PAC’s first public art to go in Town Park

Staff Written Community

By Brittany Whitley

staff writer

Public art is at the forefront of the city of Madison’s newest board, the Public Arts Commission (PAC), which met for the second time last Thursday to iron out the details of the group’s first project. Town Park in downtown Madison will soon display the first of many public art works to come to Madison, according to the PAC.

In keeping with the commission’s purpose of introducing public art to a variety of public spaces throughout Madison, the council decided that Town Park would be the best location to display their debuting art project, The Tree of Life, sculpted by artist Gregory Johnson.

The visible placement of the sculpture in the park fulfils the Public Arts Commission’s desire to make all artwork assessible for viewing in order to engage the public.

Commissioner Rebecca Rakoczy commented on the desire for community involvement, “I was hoping that this, and all the public art we put up, would start a conversation in some way – how the people interpret it, and children coming up to ask ‘what is this?’”

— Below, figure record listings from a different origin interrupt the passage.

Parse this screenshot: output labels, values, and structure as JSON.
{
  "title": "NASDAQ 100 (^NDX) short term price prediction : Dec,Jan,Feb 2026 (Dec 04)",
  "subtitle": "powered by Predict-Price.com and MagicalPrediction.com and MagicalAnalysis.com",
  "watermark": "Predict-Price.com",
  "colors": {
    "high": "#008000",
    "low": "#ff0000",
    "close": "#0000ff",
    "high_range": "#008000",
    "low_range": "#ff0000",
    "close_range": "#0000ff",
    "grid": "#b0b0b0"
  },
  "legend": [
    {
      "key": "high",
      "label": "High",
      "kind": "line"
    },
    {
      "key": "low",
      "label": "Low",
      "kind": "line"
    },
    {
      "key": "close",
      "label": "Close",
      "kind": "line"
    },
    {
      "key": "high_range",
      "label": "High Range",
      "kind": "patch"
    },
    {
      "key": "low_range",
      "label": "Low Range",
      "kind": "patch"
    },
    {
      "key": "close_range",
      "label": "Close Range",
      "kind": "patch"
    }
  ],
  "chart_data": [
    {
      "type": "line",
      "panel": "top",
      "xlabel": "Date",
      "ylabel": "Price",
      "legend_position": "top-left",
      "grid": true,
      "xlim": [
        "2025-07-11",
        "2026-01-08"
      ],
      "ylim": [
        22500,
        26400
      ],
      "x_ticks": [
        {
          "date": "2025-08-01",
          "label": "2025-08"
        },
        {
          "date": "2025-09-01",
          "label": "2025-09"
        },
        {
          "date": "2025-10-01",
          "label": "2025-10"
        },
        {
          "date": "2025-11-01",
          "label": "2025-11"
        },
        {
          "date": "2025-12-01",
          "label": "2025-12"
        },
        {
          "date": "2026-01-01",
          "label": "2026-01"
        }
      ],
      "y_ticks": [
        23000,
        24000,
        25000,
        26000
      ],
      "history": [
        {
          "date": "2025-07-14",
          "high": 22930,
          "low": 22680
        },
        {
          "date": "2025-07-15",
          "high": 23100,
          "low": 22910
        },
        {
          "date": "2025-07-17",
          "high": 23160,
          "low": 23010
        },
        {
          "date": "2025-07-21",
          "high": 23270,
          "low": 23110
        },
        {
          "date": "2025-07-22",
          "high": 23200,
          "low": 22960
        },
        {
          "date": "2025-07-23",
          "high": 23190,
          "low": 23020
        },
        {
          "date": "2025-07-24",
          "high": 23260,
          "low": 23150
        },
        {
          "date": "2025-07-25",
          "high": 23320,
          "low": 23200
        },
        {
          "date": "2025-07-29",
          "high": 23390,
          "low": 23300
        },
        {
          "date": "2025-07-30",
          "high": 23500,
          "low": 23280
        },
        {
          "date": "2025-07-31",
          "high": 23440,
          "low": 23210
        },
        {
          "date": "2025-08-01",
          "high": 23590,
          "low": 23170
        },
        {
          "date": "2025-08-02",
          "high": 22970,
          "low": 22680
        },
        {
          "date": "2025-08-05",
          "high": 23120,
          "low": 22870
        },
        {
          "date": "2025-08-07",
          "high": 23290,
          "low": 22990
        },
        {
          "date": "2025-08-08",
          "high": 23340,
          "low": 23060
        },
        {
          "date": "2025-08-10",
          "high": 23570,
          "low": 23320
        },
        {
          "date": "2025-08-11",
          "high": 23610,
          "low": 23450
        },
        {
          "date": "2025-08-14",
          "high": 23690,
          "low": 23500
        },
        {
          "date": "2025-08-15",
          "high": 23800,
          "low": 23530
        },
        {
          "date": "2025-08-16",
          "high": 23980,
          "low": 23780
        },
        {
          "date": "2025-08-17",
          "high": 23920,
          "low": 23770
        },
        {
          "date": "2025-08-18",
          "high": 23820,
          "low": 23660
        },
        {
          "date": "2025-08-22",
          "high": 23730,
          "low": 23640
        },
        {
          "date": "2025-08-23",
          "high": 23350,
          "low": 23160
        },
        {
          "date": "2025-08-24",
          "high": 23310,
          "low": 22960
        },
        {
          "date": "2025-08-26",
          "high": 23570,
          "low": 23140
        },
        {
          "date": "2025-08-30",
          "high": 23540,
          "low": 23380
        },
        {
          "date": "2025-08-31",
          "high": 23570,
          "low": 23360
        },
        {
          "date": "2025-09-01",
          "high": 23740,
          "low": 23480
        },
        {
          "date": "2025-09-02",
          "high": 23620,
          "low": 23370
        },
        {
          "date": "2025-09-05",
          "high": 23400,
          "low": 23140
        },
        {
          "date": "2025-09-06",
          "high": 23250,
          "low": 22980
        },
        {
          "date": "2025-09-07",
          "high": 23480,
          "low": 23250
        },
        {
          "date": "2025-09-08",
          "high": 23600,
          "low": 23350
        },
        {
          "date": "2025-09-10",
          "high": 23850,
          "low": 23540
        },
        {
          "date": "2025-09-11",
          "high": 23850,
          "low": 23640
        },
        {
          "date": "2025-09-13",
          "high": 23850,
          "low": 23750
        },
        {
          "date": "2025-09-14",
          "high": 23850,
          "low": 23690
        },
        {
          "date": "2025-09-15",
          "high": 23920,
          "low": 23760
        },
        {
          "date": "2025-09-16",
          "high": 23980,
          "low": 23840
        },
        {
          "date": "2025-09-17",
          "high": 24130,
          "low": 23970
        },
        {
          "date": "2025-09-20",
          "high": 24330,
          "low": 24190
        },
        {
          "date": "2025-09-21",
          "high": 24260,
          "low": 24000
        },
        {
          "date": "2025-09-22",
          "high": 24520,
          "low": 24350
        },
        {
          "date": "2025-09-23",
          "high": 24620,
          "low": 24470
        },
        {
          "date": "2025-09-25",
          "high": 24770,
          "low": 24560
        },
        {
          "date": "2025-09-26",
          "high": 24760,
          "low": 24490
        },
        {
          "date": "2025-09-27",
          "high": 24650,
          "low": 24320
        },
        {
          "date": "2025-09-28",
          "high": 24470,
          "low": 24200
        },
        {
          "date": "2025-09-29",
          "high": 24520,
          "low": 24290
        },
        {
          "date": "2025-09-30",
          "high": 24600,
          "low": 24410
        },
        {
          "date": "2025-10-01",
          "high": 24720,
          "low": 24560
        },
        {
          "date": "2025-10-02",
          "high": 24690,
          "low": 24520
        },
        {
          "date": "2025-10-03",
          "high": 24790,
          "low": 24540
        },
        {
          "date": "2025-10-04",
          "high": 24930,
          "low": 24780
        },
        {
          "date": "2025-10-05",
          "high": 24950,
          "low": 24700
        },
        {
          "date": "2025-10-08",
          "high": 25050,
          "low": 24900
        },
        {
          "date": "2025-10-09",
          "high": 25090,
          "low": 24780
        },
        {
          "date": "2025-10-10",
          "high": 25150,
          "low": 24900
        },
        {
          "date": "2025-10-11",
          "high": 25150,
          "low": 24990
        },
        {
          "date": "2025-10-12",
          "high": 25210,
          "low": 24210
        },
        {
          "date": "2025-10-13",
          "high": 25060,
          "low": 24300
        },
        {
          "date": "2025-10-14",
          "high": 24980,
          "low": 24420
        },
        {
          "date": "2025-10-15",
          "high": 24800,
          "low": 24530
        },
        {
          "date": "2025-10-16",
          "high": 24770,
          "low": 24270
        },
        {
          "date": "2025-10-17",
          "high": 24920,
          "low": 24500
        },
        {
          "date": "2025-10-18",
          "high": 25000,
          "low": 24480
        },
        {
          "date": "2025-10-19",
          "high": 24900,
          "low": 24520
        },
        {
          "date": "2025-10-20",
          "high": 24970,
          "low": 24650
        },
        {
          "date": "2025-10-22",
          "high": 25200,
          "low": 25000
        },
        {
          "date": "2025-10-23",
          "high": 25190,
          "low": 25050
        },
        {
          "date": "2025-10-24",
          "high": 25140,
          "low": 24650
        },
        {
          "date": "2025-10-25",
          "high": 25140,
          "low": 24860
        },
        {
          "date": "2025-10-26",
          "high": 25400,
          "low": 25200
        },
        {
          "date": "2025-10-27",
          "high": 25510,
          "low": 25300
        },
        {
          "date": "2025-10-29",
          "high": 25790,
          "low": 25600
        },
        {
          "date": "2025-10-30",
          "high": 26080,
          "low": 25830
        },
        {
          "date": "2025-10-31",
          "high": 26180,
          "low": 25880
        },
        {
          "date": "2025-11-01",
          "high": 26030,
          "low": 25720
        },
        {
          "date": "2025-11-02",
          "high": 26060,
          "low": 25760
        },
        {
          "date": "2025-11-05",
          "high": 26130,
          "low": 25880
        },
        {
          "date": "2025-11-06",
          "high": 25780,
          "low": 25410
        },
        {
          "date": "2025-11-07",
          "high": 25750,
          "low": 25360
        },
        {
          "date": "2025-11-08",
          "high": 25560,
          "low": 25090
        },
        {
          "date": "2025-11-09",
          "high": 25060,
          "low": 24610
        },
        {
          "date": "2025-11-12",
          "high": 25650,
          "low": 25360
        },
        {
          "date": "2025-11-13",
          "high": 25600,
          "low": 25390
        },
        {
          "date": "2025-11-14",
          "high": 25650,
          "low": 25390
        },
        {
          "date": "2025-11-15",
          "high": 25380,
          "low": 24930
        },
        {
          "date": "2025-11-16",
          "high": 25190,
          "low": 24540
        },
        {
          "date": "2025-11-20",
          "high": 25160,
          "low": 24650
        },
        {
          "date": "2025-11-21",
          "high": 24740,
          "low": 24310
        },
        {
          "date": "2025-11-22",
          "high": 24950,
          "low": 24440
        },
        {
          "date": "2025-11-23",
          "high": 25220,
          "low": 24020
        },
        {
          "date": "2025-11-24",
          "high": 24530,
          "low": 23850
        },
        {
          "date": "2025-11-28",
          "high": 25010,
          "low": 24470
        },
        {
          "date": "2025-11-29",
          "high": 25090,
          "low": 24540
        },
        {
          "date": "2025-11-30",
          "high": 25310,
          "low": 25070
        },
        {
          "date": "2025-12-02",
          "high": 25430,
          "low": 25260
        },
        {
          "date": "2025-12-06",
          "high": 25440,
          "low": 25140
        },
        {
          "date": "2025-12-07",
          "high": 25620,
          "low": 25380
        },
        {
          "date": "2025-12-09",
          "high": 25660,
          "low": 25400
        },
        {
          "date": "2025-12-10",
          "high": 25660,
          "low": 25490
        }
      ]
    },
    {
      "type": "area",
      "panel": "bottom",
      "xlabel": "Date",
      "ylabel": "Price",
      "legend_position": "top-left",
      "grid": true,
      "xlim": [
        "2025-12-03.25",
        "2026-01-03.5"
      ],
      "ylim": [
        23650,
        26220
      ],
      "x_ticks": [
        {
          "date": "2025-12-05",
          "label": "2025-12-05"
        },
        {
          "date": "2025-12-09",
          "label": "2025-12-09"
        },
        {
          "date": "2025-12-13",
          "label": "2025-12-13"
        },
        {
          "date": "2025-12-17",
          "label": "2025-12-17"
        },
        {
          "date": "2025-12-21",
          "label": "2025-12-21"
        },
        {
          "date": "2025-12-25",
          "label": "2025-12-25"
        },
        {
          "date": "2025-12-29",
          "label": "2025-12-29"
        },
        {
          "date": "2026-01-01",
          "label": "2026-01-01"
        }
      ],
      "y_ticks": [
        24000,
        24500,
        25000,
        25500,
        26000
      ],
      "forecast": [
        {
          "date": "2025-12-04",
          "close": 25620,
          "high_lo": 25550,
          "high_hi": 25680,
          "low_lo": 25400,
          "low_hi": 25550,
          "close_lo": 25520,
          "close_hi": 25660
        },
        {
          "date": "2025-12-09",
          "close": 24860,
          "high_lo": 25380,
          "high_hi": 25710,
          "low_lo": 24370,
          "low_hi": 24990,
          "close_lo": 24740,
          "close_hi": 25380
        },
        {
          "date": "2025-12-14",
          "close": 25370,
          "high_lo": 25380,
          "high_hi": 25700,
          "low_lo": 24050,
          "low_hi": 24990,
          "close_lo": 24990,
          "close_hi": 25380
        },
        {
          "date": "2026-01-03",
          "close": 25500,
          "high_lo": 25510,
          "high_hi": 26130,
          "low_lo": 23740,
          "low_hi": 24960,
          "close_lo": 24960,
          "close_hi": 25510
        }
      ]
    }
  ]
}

The board developed several ideas for engaging the public in art interpretation, such as, hosting an installation ceremony, an “artist talk” event, and creating a Facebook page where the community is encouraged to ask questions and give feedback.

Commissioner Ellen Sanders expressed a concern about funding, “I just think it’s important that somehow with our communication, by newspaper or newsletter [that goes out], when we unveil this, we let the citizens know that they are not being taxed or are paying for this.”

This is in standing with Councilwoman Chris Hodge’s statement at the previous meeting that no city money will be used to fund the commission’s project leases. The PAC discussed seeking privately funded donations and sponsorship, but no specific sponsors are named at this time.

The city will be, however, responsible for the concrete slab needed for installation of the statue.

The seven-foot sculpture will, also, be covered by city insurance until the expiration of the PAC’s 22-month temporary installment program.

There was a brief discussion on the future restoration of a century old mural advertisement for Cherry Cola bottles located on West Washington Street being taken on by the students of Lamar Dodd School of Art at the University of Georgia.

The commissioners elected Commissioner Chris Cook as the chairman and Commissioner Clare Wolfe as vice chair of the PAC.

“The Public Arts Commission is a brand new organization with a bright future. We are excited to have the charge of bringing the arts into the everyday life of both the visitors and citizens of Madison and Morgan,” said Chairman Chris Cook, owner of Madison Studios. “Freely accessible public art can provide a new way to experience our city. Keep an eye out for many projects and public art pieces that will make our town more lively and please, tell us what you think when you see them!”

The next Public Arts Commission Meeting will be held September 28 at 5:30 p.m. in the city of Madison’s meeting hall located at 160 North Main Street in Suite 400.